What is a lie? This question has tormented humanity from time immemorial. Of course! The answer to it depends on many things. Not only philosophical problems, for example whether to consider subjective reality deception of our brain, but also a very specific situation.
One customer has shared a case which over the years has said comical. At some period of his life he and his fiancee had to live in different cities. One night he called her, as usual. To the question: "are You home?", - he received a positive answer as to the question: "are you all right?". It is a routine situation. If he subsequently learned that on this day his bride was not alone, but in company with two African-American students at the local University. Well, experimented girl, and all that. But the most remarkable thing in this story is that during the showdown, the girl genuinely did not understand the essence of the claims, she told the truth! "Are you home?" - "I'm home", "Everything's fine" - "Everything's just fine!". The relationship was terminated, but my client remained in a mild surprise, because really, he doesn't directly lied, but in the end, he was deceived.

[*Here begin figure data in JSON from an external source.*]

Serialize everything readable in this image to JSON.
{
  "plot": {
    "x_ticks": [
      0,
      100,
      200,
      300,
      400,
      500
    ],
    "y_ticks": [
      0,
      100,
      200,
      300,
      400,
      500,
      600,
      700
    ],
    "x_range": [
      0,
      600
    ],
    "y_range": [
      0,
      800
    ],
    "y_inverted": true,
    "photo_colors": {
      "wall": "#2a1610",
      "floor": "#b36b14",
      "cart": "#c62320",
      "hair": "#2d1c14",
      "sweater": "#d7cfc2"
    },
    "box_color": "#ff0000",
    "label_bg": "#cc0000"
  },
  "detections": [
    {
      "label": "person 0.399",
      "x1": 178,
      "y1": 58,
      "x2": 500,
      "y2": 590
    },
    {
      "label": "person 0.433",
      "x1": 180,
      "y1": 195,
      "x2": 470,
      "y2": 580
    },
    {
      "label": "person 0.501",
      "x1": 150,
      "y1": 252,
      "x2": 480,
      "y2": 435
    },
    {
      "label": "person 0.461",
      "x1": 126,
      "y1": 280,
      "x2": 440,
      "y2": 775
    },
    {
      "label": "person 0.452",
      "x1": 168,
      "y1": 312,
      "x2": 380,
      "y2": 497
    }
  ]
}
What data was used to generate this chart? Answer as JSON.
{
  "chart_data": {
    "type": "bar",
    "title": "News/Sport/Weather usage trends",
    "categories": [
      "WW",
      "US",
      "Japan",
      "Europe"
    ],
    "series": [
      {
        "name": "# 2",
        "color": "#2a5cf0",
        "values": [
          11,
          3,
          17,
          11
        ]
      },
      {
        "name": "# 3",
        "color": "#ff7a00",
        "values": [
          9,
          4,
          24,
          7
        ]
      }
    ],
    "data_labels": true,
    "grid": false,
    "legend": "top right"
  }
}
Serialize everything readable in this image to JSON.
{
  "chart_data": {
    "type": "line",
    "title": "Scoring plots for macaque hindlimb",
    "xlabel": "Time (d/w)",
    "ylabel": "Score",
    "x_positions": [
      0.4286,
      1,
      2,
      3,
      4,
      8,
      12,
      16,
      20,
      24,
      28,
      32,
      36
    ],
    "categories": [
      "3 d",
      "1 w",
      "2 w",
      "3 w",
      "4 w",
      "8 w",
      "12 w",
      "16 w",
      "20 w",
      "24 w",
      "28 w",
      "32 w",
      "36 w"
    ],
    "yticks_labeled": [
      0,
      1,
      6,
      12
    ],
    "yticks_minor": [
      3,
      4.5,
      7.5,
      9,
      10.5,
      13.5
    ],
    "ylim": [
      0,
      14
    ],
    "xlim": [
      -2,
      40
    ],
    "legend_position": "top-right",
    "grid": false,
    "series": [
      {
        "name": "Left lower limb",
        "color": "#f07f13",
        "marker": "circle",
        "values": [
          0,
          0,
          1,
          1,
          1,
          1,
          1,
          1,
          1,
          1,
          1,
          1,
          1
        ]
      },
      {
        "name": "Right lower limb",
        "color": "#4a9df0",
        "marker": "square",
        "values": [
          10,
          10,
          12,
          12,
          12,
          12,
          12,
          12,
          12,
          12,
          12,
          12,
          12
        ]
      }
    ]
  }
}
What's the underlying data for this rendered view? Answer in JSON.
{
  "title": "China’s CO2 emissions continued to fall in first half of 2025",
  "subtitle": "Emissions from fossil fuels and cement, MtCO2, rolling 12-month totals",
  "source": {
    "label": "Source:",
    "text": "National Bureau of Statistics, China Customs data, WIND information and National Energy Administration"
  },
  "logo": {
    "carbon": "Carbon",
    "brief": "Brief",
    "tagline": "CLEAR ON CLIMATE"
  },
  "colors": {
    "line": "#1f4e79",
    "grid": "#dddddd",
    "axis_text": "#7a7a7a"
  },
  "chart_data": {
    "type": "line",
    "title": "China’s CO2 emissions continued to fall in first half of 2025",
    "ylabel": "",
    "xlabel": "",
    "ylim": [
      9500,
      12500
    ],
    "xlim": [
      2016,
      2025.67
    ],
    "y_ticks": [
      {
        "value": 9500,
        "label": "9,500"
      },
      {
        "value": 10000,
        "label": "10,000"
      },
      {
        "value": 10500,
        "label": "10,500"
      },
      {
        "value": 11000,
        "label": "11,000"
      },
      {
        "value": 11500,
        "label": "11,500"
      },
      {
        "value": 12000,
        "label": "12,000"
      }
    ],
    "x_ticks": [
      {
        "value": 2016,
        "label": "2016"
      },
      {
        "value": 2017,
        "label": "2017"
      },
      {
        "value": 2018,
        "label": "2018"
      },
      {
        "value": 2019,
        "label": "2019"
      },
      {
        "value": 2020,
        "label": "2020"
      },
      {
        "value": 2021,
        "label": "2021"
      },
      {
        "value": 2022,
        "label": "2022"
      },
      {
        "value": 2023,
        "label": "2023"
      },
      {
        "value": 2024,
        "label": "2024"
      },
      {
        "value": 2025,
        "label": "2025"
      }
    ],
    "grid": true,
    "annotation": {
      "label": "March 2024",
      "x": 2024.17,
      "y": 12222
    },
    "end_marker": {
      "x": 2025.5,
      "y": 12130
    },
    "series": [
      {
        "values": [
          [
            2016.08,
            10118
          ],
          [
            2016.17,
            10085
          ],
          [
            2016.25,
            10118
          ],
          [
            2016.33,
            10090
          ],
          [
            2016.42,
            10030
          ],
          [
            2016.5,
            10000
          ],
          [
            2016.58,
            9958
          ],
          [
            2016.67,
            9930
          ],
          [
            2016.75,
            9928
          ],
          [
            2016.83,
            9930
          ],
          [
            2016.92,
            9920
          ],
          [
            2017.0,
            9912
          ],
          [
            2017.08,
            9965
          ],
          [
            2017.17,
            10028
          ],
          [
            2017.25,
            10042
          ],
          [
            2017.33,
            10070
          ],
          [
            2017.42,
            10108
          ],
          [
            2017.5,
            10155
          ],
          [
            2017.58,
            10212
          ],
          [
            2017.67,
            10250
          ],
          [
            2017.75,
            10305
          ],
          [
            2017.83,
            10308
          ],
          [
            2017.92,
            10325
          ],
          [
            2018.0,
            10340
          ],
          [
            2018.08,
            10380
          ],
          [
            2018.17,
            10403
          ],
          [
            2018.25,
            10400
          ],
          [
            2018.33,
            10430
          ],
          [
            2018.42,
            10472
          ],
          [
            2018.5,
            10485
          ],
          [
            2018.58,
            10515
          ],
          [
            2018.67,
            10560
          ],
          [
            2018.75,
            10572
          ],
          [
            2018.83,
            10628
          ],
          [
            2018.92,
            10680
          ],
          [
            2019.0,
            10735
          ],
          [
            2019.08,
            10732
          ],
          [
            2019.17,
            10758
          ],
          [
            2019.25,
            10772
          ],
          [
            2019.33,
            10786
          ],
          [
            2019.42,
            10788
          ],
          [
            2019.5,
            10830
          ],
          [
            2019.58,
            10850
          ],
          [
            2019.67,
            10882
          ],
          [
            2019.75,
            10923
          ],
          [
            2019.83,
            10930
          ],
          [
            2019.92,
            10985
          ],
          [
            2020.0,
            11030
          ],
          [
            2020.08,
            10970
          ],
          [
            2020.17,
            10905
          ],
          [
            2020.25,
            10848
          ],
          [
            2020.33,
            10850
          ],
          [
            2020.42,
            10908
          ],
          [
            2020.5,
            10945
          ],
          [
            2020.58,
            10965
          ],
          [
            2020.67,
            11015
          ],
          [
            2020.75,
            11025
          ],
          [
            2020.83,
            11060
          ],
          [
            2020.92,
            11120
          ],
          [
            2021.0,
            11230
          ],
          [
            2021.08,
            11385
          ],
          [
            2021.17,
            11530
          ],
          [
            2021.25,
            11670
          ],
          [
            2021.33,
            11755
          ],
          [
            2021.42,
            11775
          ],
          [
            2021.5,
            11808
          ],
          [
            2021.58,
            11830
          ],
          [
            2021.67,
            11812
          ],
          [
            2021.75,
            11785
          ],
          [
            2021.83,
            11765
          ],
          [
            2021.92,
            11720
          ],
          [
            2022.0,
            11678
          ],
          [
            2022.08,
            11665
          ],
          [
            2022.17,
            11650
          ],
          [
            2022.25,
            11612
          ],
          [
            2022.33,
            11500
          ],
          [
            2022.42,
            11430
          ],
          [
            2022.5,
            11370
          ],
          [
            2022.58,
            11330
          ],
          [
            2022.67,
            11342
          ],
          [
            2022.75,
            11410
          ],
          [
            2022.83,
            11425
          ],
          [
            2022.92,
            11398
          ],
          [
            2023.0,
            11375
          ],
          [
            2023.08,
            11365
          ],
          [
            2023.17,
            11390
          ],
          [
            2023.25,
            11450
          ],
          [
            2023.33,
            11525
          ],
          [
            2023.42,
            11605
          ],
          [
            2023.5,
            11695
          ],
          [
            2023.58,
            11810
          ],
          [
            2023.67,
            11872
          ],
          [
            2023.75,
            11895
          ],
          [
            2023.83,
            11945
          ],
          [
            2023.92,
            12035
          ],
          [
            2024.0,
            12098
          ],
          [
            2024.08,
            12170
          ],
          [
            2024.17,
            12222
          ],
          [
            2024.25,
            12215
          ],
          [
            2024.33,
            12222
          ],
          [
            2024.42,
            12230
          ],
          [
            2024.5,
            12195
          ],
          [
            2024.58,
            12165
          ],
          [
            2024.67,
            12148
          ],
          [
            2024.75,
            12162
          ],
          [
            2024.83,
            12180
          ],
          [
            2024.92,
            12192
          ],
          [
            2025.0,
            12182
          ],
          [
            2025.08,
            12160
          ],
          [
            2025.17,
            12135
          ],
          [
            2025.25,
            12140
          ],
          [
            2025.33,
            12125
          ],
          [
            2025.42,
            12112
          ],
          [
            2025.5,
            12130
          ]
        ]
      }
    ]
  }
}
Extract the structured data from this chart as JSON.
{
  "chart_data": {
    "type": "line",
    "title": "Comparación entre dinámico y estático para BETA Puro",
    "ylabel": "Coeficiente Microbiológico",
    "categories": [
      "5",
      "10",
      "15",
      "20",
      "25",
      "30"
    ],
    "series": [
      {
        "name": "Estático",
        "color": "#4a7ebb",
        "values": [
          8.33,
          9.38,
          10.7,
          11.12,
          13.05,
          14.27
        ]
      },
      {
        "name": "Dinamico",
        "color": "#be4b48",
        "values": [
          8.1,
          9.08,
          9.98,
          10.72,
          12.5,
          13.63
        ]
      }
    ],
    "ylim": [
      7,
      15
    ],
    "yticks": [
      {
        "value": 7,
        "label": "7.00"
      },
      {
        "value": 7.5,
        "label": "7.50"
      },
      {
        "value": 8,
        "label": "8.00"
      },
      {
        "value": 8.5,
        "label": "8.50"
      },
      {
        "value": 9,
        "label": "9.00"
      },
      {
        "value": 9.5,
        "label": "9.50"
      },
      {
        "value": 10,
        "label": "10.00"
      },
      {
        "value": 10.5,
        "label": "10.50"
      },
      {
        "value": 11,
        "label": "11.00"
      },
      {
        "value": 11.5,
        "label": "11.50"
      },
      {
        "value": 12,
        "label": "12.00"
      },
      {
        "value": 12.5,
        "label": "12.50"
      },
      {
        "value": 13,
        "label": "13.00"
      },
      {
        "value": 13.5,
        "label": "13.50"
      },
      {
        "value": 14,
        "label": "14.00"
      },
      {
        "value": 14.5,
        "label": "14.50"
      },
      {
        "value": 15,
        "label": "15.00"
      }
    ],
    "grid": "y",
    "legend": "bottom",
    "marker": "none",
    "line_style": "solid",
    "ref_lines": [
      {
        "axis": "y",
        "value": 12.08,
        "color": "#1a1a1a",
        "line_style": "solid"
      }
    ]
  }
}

Paradox.
And there is nothing paradoxical would not it be if we recognized the fact that withholding information is a lie, but only the information that matters to me, lying about what he knows. That is, I have to be aware that the information that I'm hiding from the other, meaningful to him. The bride understands that under the terms of the social rituals expected of it by allegiance to the groom. Or another example, many understand that to know about their roots is important, but I still prefer not to tell foster children that they adopted. And it often leads to unpleasant cases when the child finds out about this from strangers. Full of such examples, but we strongly continue to believe in "white lies".
Often we believe that their lies can protect people from negative emotions. We prefer not to tell the truth, that I don't upset anyone, not to attract attention. And this raises a few questions. First – how do I know that other person good? Even if it is my child. Could I not say the truth will protect him, will help you become stronger? Maybe the pain from that obtained with the activator of inner growth? And let's be honest, often when I'm talking about the welfare of another person, I mean their own welfare. For example, a common myth that ignorance of the fact of treason can save the relationship from collapse. Say they do not want to upset partner, as I his (its) love, therefore, concealment of treason – pure lies. And about whose welfare I care in this case? Of course, his. I don't want to recognize the destructiveness of a relationship, not satisfaction in them. I find it easier to torture yourself and partner, if only not to change anything, not to make decisions and to take responsibility.
the Second point, which confuses the existence of "lies" is human isolation, hiding their true condition, their needs, I remain alone with their demons. And this is the problem of the social scale. My colleague will emit positive and respectability, prosperity in all things, until he is found hung in the bathroom. Imagine that someone chooses such a radical way of solving problems, instead of the banal "speak out", scary. We are afraid to open up, to show their vulnerability. Because it's more convenient for everyone. Behind the smiles in Instagram are hiding untold stories and pain.
of Course, everyone will find thousands of reasons that no lies anywhere it is vital. But what we need to be a little careful. To start to yourself. To listen and understand what you really want, hiding something what goal you have. To be attentive to another - your friend, relative, colleague. And then, we'll find a way of life and relationships without unnecessary constructs and myths.